Significant Debt definition

Significant Debt is defined as a single occurrence of borrowing outside the normal course of the Company’s business that is in excess of $25,000.
Significant Debt means any indebtedness - except for bank loans - in the form of or represented by bonds, debt certificates or other financial debt instruments, listed or subject to possible listing or traded or tradable on any securities exchange or in other securities market (including for example, any over-the- counter market).
Significant Debt means all obligations (present and future) outstanding under the Credit Agreement and all other Debt in the original aggregate principal amount of $1 million or greater created, incurred, assumed or guaranteed by the Company (and all renewals, extensions or refundings thereof), unless the instrument under which such Debt is created, incurred, assumed or guaranteed expressly provides that such Debt is not "Significant Debt" for purposes of this definition. Notwithstanding anything to the contrary in the foregoing, Significant Debt shall not include (i) any Debt of the Company or any of its Subsidiaries to the Company or any of its Subsidiaries, (ii) may trade payable of the Company or any Subsidiary, even if overdue, or (iii) any Senior Subordinated Notes.

Examples of Significant Debt in a sentence

  • It is not in default in any material respect under any Significant Debt Agreement.

  • It will promptly notify Lender of (a) any Material Adverse Effect, (b) any waiver, release or default under any Significant Debt Agreement, (c) any claim not covered by insurance against Borrower or any of Borrower's properties, and (d) the commencement of, and any material determination in, any litigation with any third party or any proceeding before any Governmental Authority affecting it, except litigation or proceedings which, if adversely determined, would not have a Material Adverse Effect.

  • It will comply in all material respects with (i) all Significant Debt Agreements, and (ii) all agreements and contracts to which it is a party, a breach of which could result in a Material Adverse Effect.

  • Borrower will comply in all material respects with all Significant Debt Agreements.

  • It will comply in all material respects with all Significant Debt Agreements.

  • Neither it nor any of its Subsidiaries is in default under any Significant Debt Agreement or any material license, lease or other contract to which it is a party or by which it is bound, nor does it know of any dispute regarding any material license, lease or other contract.

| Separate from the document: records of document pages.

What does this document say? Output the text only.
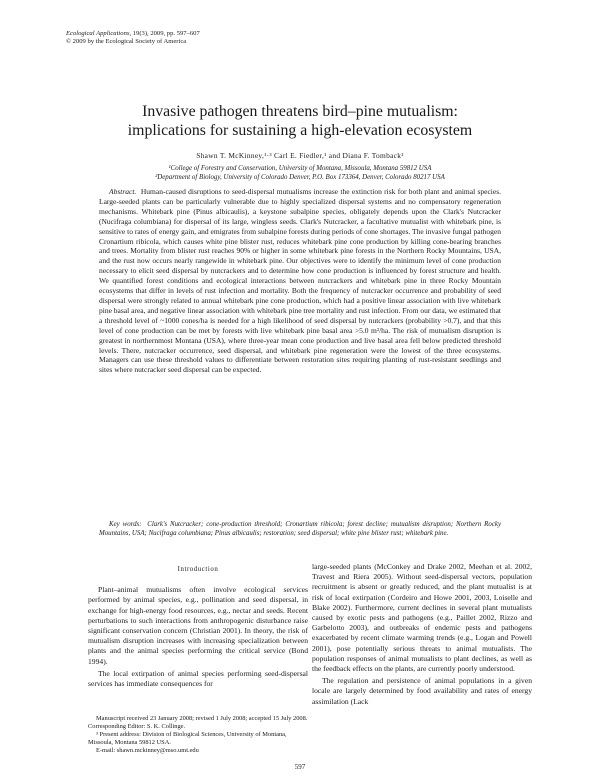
Ecological Applications, 19(3), 2009, pp. 597–607
© 2009 by the Ecological Society of America
Invasive pathogen threatens bird–pine mutualism:
implications for sustaining a high-elevation ecosystem
Shawn T. McKinney,¹·³ Carl E. Fiedler,¹ and Diana F. Tomback²
¹College of Forestry and Conservation, University of Montana, Missoula, Montana 59812 USA
²Department of Biology, University of Colorado Denver, P.O. Box 173364, Denver, Colorado 80217 USA

Abstract. Human-caused disruptions to seed-dispersal mutualisms increase the extinction risk for both plant and animal species. Large-seeded plants can be particularly vulnerable due to highly specialized dispersal systems and no compensatory regeneration mechanisms. Whitebark pine (Pinus albicaulis), a keystone subalpine species, obligately depends upon the Clark's Nutcracker (Nucifraga columbiana) for dispersal of its large, wingless seeds. Clark's Nutcracker, a facultative mutualist with whitebark pine, is sensitive to rates of energy gain, and emigrates from subalpine forests during periods of cone shortages. The invasive fungal pathogen Cronartium ribicola, which causes white pine blister rust, reduces whitebark pine cone production by killing cone-bearing branches and trees. Mortality from blister rust reaches 90% or higher in some whitebark pine forests in the Northern Rocky Mountains, USA, and the rust now occurs nearly rangewide in whitebark pine. Our objectives were to identify the minimum level of cone production necessary to elicit seed dispersal by nutcrackers and to determine how cone production is influenced by forest structure and health. We quantified forest conditions and ecological interactions between nutcrackers and whitebark pine in three Rocky Mountain ecosystems that differ in levels of rust infection and mortality. Both the frequency of nutcracker occurrence and probability of seed dispersal were strongly related to annual whitebark pine cone production, which had a positive linear association with live whitebark pine basal area, and negative linear association with whitebark pine tree mortality and rust infection. From our data, we estimated that a threshold level of ~1000 cones/ha is needed for a high likelihood of seed dispersal by nutcrackers (probability >0.7), and that this level of cone production can be met by forests with live whitebark pine basal area >5.0 m²/ha. The risk of mutualism disruption is greatest in northernmost Montana (USA), where three-year mean cone production and live basal area fell below predicted threshold levels. There, nutcracker occurrence, seed dispersal, and whitebark pine regeneration were the lowest of the three ecosystems. Managers can use these threshold values to differentiate between restoration sites requiring planting of rust-resistant seedlings and sites where nutcracker seed dispersal can be expected.

Key words: Clark's Nutcracker; cone-production threshold; Cronartium ribicola; forest decline; mutualism disruption; Northern Rocky Mountains, USA; Nucifraga columbiana; Pinus albicaulis; restoration; seed dispersal; white pine blister rust; whitebark pine.
Introduction

Plant–animal mutualisms often involve ecological services performed by animal species, e.g., pollination and seed dispersal, in exchange for high-energy food resources, e.g., nectar and seeds. Recent perturbations to such interactions from anthropogenic disturbance raise significant conservation concern (Christian 2001). In theory, the risk of mutualism disruption increases with increasing specialization between plants and the animal species performing the critical service (Bond 1994).

The local extirpation of animal species performing seed-dispersal services has immediate consequences for

large-seeded plants (McConkey and Drake 2002, Meehan et al. 2002, Travest and Riera 2005). Without seed-dispersal vectors, population recruitment is absent or greatly reduced, and the plant mutualist is at risk of local extirpation (Cordeiro and Howe 2001, 2003, Loiselle and Blake 2002). Furthermore, current declines in several plant mutualists caused by exotic pests and pathogens (e.g., Paillet 2002, Rizzo and Garbelotto 2003), and outbreaks of endemic pests and pathogens exacerbated by recent climate warming trends (e.g., Logan and Powell 2001), pose potentially serious threats to animal mutualists. The population responses of animal mutualists to plant declines, as well as the feedback effects on the plants, are currently poorly understood.

The regulation and persistence of animal populations in a given locale are largely determined by food availability and rates of energy assimilation (Lack

Manuscript received 23 January 2008; revised 1 July 2008; accepted 15 July 2008. Corresponding Editor: S. K. Collinge.

³ Present address: Division of Biological Sciences, University of Montana, Missoula, Montana 59812 USA.

E-mail: shawn.mckinney@mso.umt.edu

597
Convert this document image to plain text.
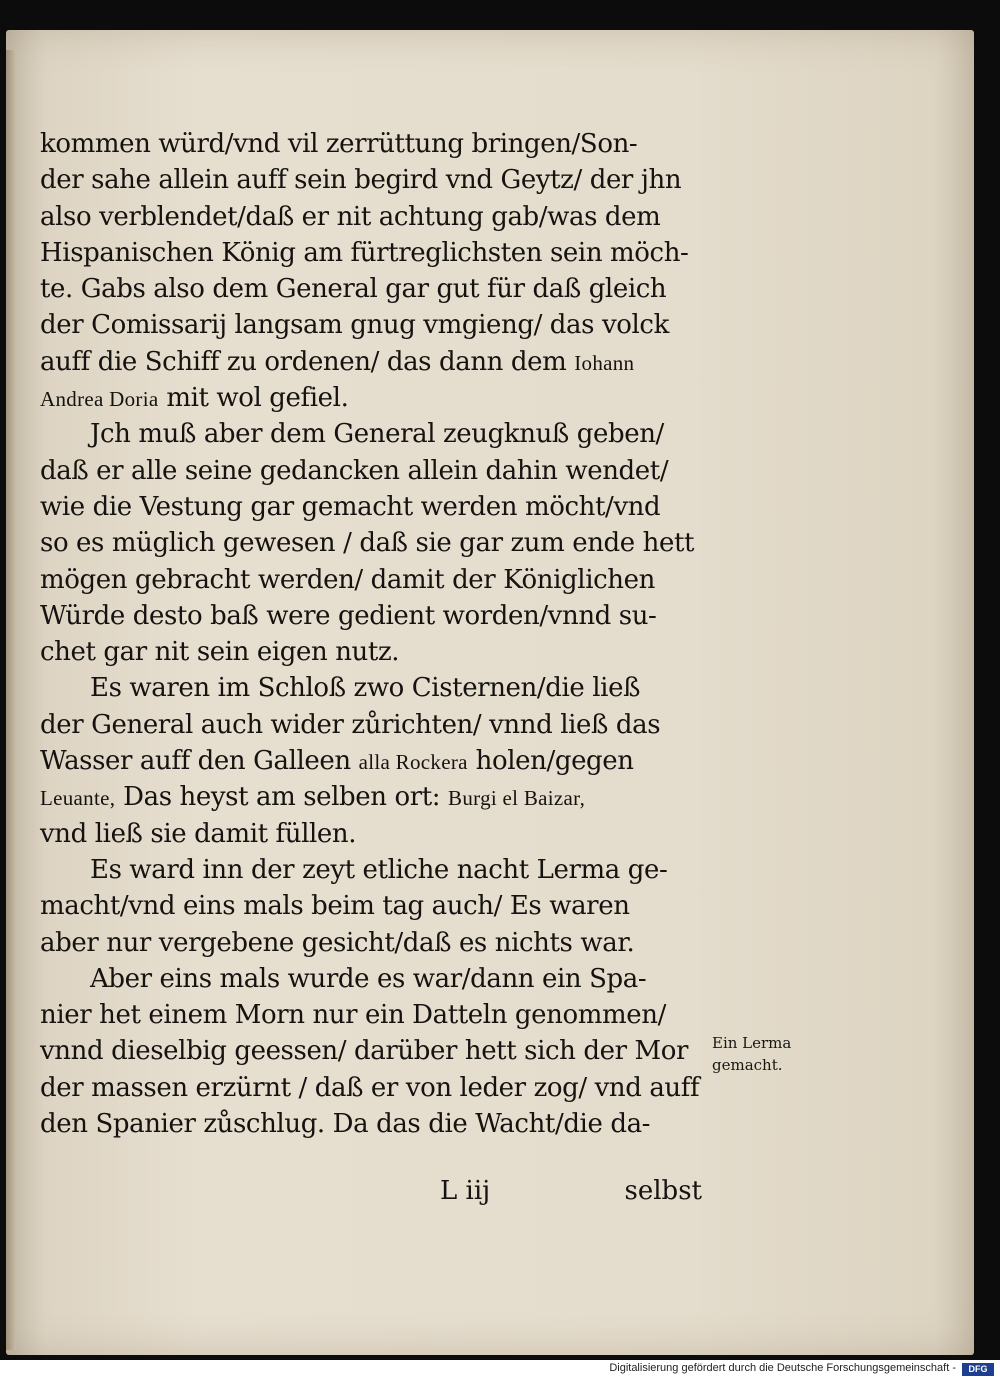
kommen würd/vnd vil zerrüttung bringen/Son-
der sahe allein auff sein begird vnd Geytz/ der jhn
also verblendet/daß er nit achtung gab/was dem
Hispanischen König am fürtreglichsten sein möch-
te. Gabs also dem General gar gut für daß gleich
der Comissarij langsam gnug vmgieng/ das volck
auff die Schiff zu ordenen/ das dann dem Iohann
Andrea Doria mit wol gefiel.
Jch muß aber dem General zeugknuß geben/
daß er alle seine gedancken allein dahin wendet/
wie die Vestung gar gemacht werden möcht/vnd
so es müglich gewesen / daß sie gar zum ende hett
mögen gebracht werden/ damit der Königlichen
Würde desto baß were gedient worden/vnnd su-
chet gar nit sein eigen nutz.
Es waren im Schloß zwo Cisternen/die ließ
der General auch wider zůrichten/ vnnd ließ das
Wasser auff den Galleen alla Rockera holen/gegen
Leuante, Das heyst am selben ort: Burgi el Baizar,
vnd ließ sie damit füllen.
Es ward inn der zeyt etliche nacht Lerma ge-
macht/vnd eins mals beim tag auch/ Es waren
aber nur vergebene gesicht/daß es nichts war.
Aber eins mals wurde es war/dann ein Spa-
nier het einem Morn nur ein Datteln genommen/
vnnd dieselbig geessen/ darüber hett sich der Mor
der massen erzürnt / daß er von leder zog/ vnd auff
den Spanier zůschlug. Da das die Wacht/die da-
Ein Lerma
gemacht.
L iij	selbst
Digitalisierung gefördert durch die Deutsche Forschungsgemeinschaft -	DFG
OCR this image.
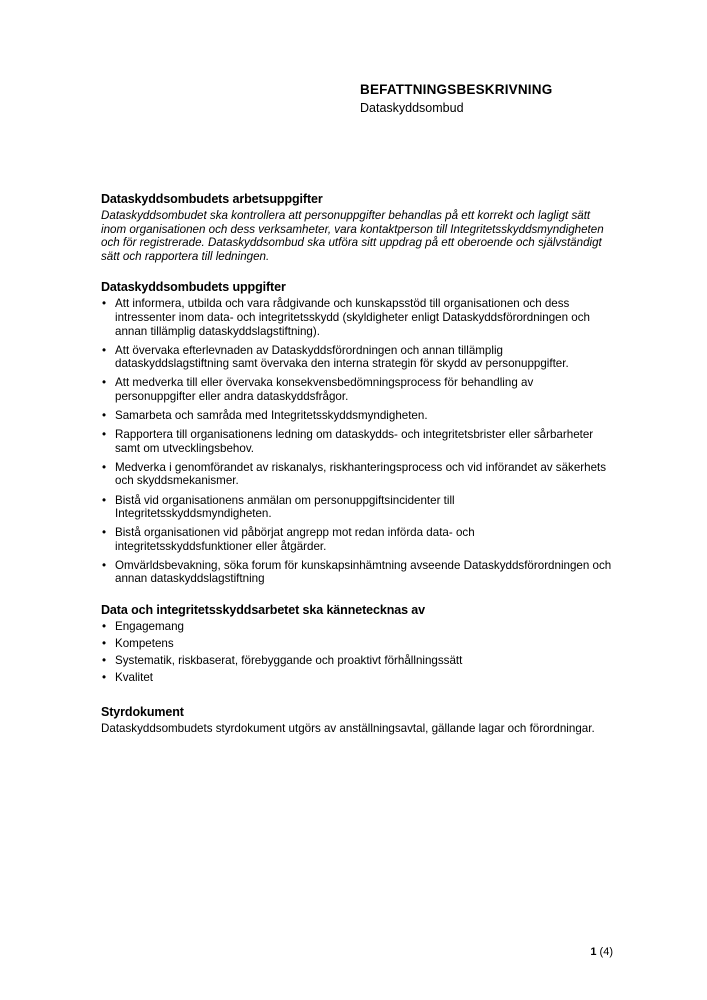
BEFATTNINGSBESKRIVNING
Dataskyddsombud
Dataskyddsombudets arbetsuppgifter

Dataskyddsombudet ska kontrollera att personuppgifter behandlas på ett korrekt och lagligt sätt inom organisationen och dess verksamheter, vara kontaktperson till Integritetsskyddsmyndigheten och för registrerade. Dataskyddsombud ska utföra sitt uppdrag på ett oberoende och självständigt sätt och rapportera till ledningen.

Dataskyddsombudets uppgifter
• Att informera, utbilda och vara rådgivande och kunskapsstöd till organisationen och dess intressenter inom data- och integritetsskydd (skyldigheter enligt Dataskyddsförordningen och annan tillämplig dataskyddslagstiftning).
• Att övervaka efterlevnaden av Dataskyddsförordningen och annan tillämplig dataskyddslagstiftning samt övervaka den interna strategin för skydd av personuppgifter.
• Att medverka till eller övervaka konsekvensbedömningsprocess för behandling av personuppgifter eller andra dataskyddsfrågor.
• Samarbeta och samråda med Integritetsskyddsmyndigheten.
• Rapportera till organisationens ledning om dataskydds- och integritetsbrister eller sårbarheter samt om utvecklingsbehov.
• Medverka i genomförandet av riskanalys, riskhanteringsprocess och vid införandet av säkerhets och skyddsmekanismer.
• Bistå vid organisationens anmälan om personuppgiftsincidenter till Integritetsskyddsmyndigheten.
• Bistå organisationen vid påbörjat angrepp mot redan införda data- och integritetsskyddsfunktioner eller åtgärder.
• Omvärldsbevakning, söka forum för kunskapsinhämtning avseende Dataskyddsförordningen och annan dataskyddslagstiftning
Data och integritetsskyddsarbetet ska kännetecknas av
• Engagemang
• Kompetens
• Systematik, riskbaserat, förebyggande och proaktivt förhållningssätt
• Kvalitet
Styrdokument

Dataskyddsombudets styrdokument utgörs av anställningsavtal, gällande lagar och förordningar.

1 (4)
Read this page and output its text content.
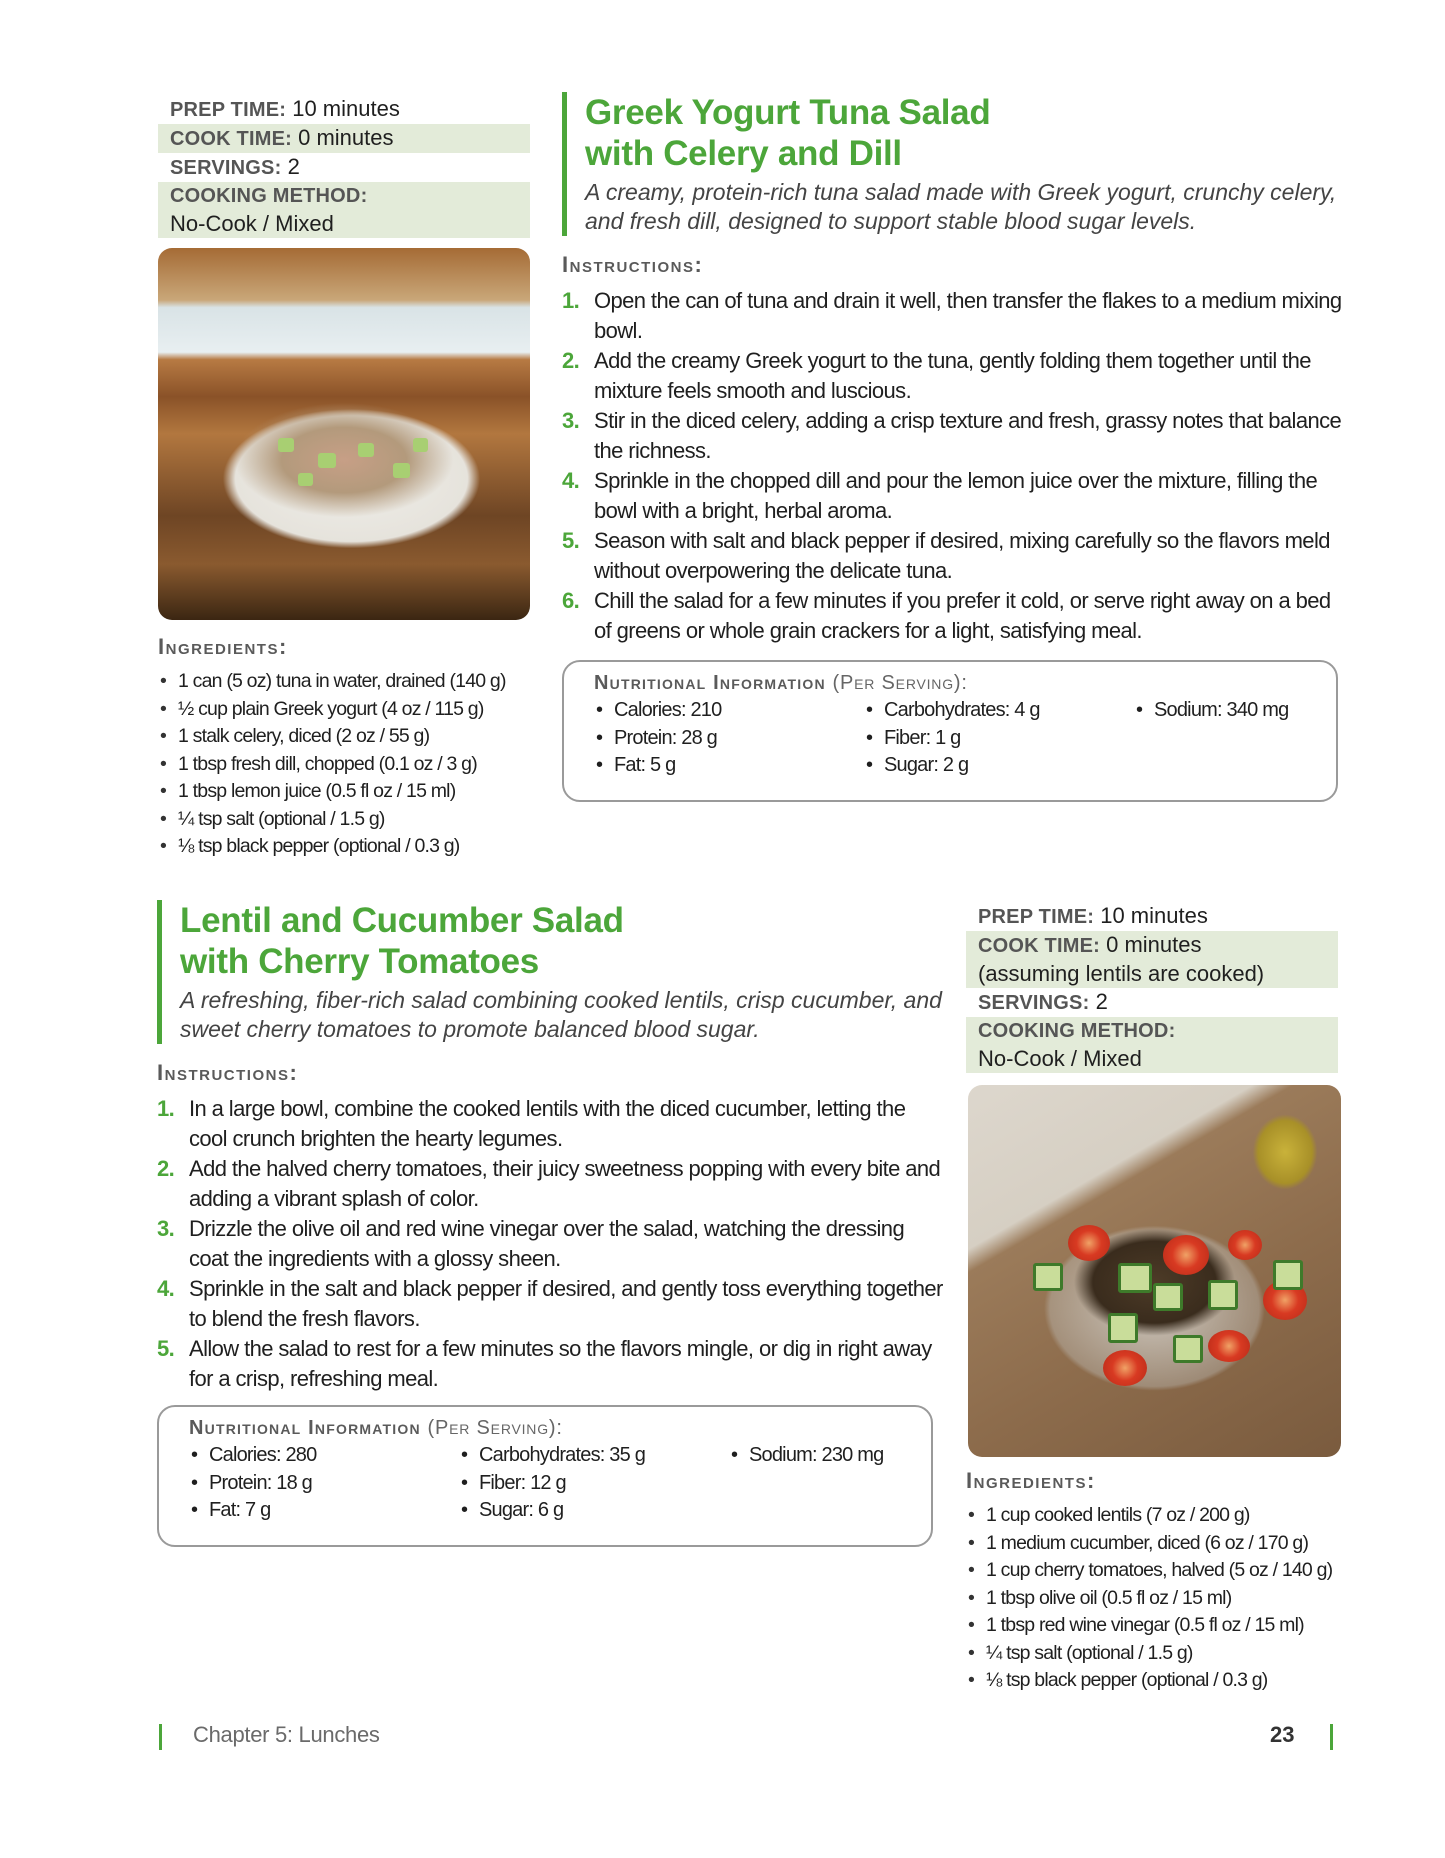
PREP TIME: 10 minutes
COOK TIME: 0 minutes
SERVINGS: 2
COOKING METHOD:
No-Cook / Mixed
Greek Yogurt Tuna Salad
with Celery and Dill

A creamy, protein-rich tuna salad made with Greek yogurt, crunchy celery, and fresh dill, designed to support stable blood sugar levels.

Instructions:
1. Open the can of tuna and drain it well, then transfer the flakes to a medium mixing bowl.
2. Add the creamy Greek yogurt to the tuna, gently folding them together until the mixture feels smooth and luscious.
3. Stir in the diced celery, adding a crisp texture and fresh, grassy notes that balance the richness.
4. Sprinkle in the chopped dill and pour the lemon juice over the mixture, filling the bowl with a bright, herbal aroma.
5. Season with salt and black pepper if desired, mixing carefully so the flavors meld without overpowering the delicate tuna.
6. Chill the salad for a few minutes if you prefer it cold, or serve right away on a bed of greens or whole grain crackers for a light, satisfying meal.
Ingredients:
• 1 can (5 oz) tuna in water, drained (140 g)
• ½ cup plain Greek yogurt (4 oz / 115 g)
• 1 stalk celery, diced (2 oz / 55 g)
• 1 tbsp fresh dill, chopped (0.1 oz / 3 g)
• 1 tbsp lemon juice (0.5 fl oz / 15 ml)
• ¼ tsp salt (optional / 1.5 g)
• ⅛ tsp black pepper (optional / 0.3 g)
Nutritional Information (Per Serving):
• Calories: 210
• Protein: 28 g
• Fat: 5 g
• Carbohydrates: 4 g
• Fiber: 1 g
• Sugar: 2 g
• Sodium: 340 mg
Lentil and Cucumber Salad
with Cherry Tomatoes

A refreshing, fiber-rich salad combining cooked lentils, crisp cucumber, and sweet cherry tomatoes to promote balanced blood sugar.

Instructions:
1. In a large bowl, combine the cooked lentils with the diced cucumber, letting the cool crunch brighten the hearty legumes.
2. Add the halved cherry tomatoes, their juicy sweetness popping with every bite and adding a vibrant splash of color.
3. Drizzle the olive oil and red wine vinegar over the salad, watching the dressing coat the ingredients with a glossy sheen.
4. Sprinkle in the salt and black pepper if desired, and gently toss everything together to blend the fresh flavors.
5. Allow the salad to rest for a few minutes so the flavors mingle, or dig in right away for a crisp, refreshing meal.
Nutritional Information (Per Serving):
• Calories: 280
• Protein: 18 g
• Fat: 7 g
• Carbohydrates: 35 g
• Fiber: 12 g
• Sugar: 6 g
• Sodium: 230 mg
PREP TIME: 10 minutes
COOK TIME: 0 minutes
(assuming lentils are cooked)
SERVINGS: 2
COOKING METHOD:
No-Cook / Mixed
Ingredients:
• 1 cup cooked lentils (7 oz / 200 g)
• 1 medium cucumber, diced (6 oz / 170 g)
• 1 cup cherry tomatoes, halved (5 oz / 140 g)
• 1 tbsp olive oil (0.5 fl oz / 15 ml)
• 1 tbsp red wine vinegar (0.5 fl oz / 15 ml)
• ¼ tsp salt (optional / 1.5 g)
• ⅛ tsp black pepper (optional / 0.3 g)
Chapter 5: Lunches	23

  • Neither the Borrower nor the General Partner is in default in any material respect under any Significant Debt Agreement.

  • It will comply, and will cause each Subsidiary to comply, in all material respects with (a) all Significant Debt Agreements, and (b) all licenses, leases and other contracts to which they are a party and a breach of which could result in a Material Adverse Effect.

  • Neither Borrower nor any Guarantor is in default in any material respect under any Significant Debt Agreement.

  • Borrower will, and will cause each of its Domestic Subsidiaries to, comply with (i) any and all covenants and provisions of this Credit Agreement, the Notes and all other Credit Documents to which it is respectively a party and (ii) all Significant Debt Agreements and other material agreements or instruments to which it is respectively a party.